Thursday, February 21, 2008

NFLPA Says NFL is Colluding

Last November, the NFLPA launched an investigation into whether the NFL’s decision to lower the debt ceiling of its 32 clubs constitutes collusion to reduce competition for players or players’ salaries (which I previously posted on the blog). In October, NFL owners voted to lower the debt ceiling (how much money a team can borrow) by $30 million, which reduces the debt ceiling to $120 million from $150 million, and to cut $1 billion of league and team debt over the next three years. This morning, Street & Smith's SportsBusiness Daily reports that the NFLPA plans to announce later today that it is has asked Special Master Stephen Burbank to overturn the NFL’s decision last fall to lower teams’ debt cap, which the the union contends is designed to dry up the cash teams need to spend on players' salaries, charging that the league violated the anti-collusion provisions of the CBA.

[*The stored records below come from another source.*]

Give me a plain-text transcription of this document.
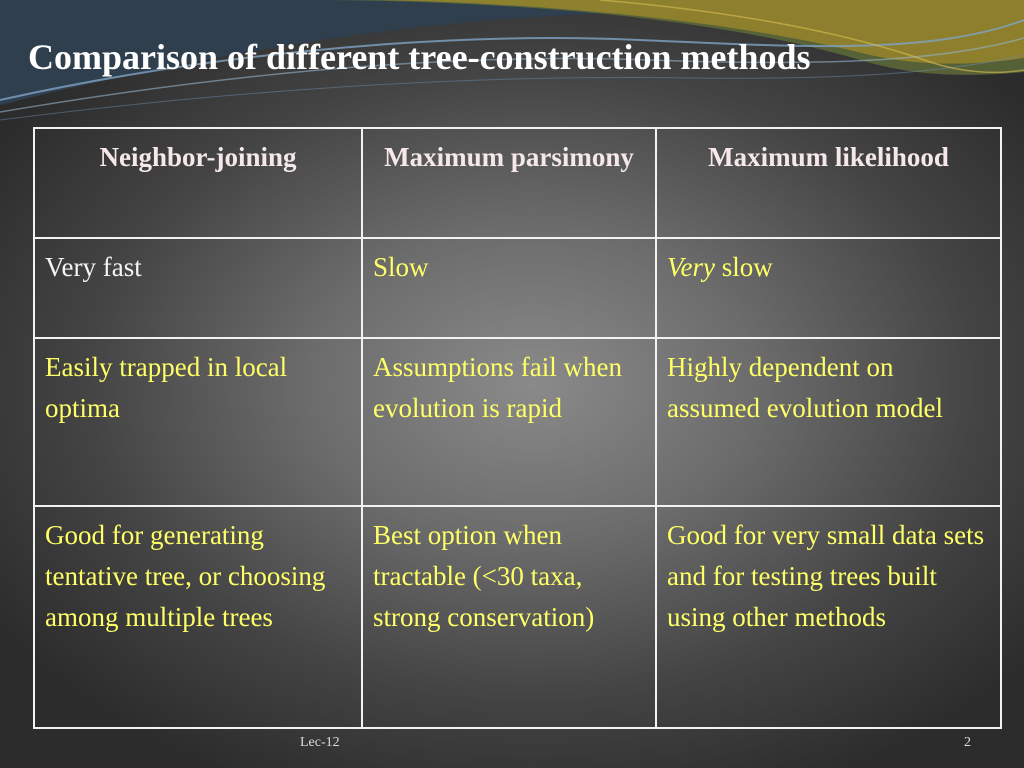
Comparison of different tree-construction methods
Neighbor-joining	Maximum parsimony	Maximum likelihood
Very fast	Slow	Very slow
Easily trapped in local optima	Assumptions fail when evolution is rapid	Highly dependent on assumed evolution model
Good for generating tentative tree, or choosing among multiple trees	Best option when tractable (<30 taxa, strong conservation)	Good for very small data sets and for testing trees built using other methods
Lec-12	2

The league takes the position that reducing the debt cap was essentially a "business decision" in light of the current turmoil in the economy. As I noted in my November post, the NFLPA takes the position that lowering the debt ceiling could have a chilling effect on team spending for players because clubs frequently finance player compensation and signing bonuses with debt. Essentially, the union views the debt limitation as a restriction on free agency.

The NFLPA has two very strong claims in support of its position. First, the union can argue that imposing the debt limitation constitutes a breach of the anti-collusion provision in the CBA. The anti-collusion provision, which essentially prohibits the teams from acting in concert with each other with respect to the players' exercise of their free agency rights, is a necessary prerequisite in order for free agency to work properly (i.e. player salaries determined by an uninhibited free market). There is precedent that collusion does not require a "common agreement" among teams to suppress player salaries. Therefore, if, as a result of the agreement among the teams to lower the debt ceiling, teams are not able or willing to spend as much on salaries as they otherwise would in the absence of such an agreement, then the agreement violates the anti-collusion provision.

The second argument the union can make here is what I mentioned in the comments within my November post. It can be argued that lowering the debt cap constitutes a mandatory subject of collective bargaining that must be negotiated with the union and can't be unilaterally implemented by the league. Based on precedent interpreting what constitutes "wages" for purposes of mandatory subjects of collective bargaining, I don't see how the NLRB or any court could conclude that lowering the debt cap does not impact players' wages. But even if it's a permissive subject, then the league could be exposed to an antitrust lawsuit here. As a side note, MLB negotiated, and agreed to, its debt service rules with the MLBPA.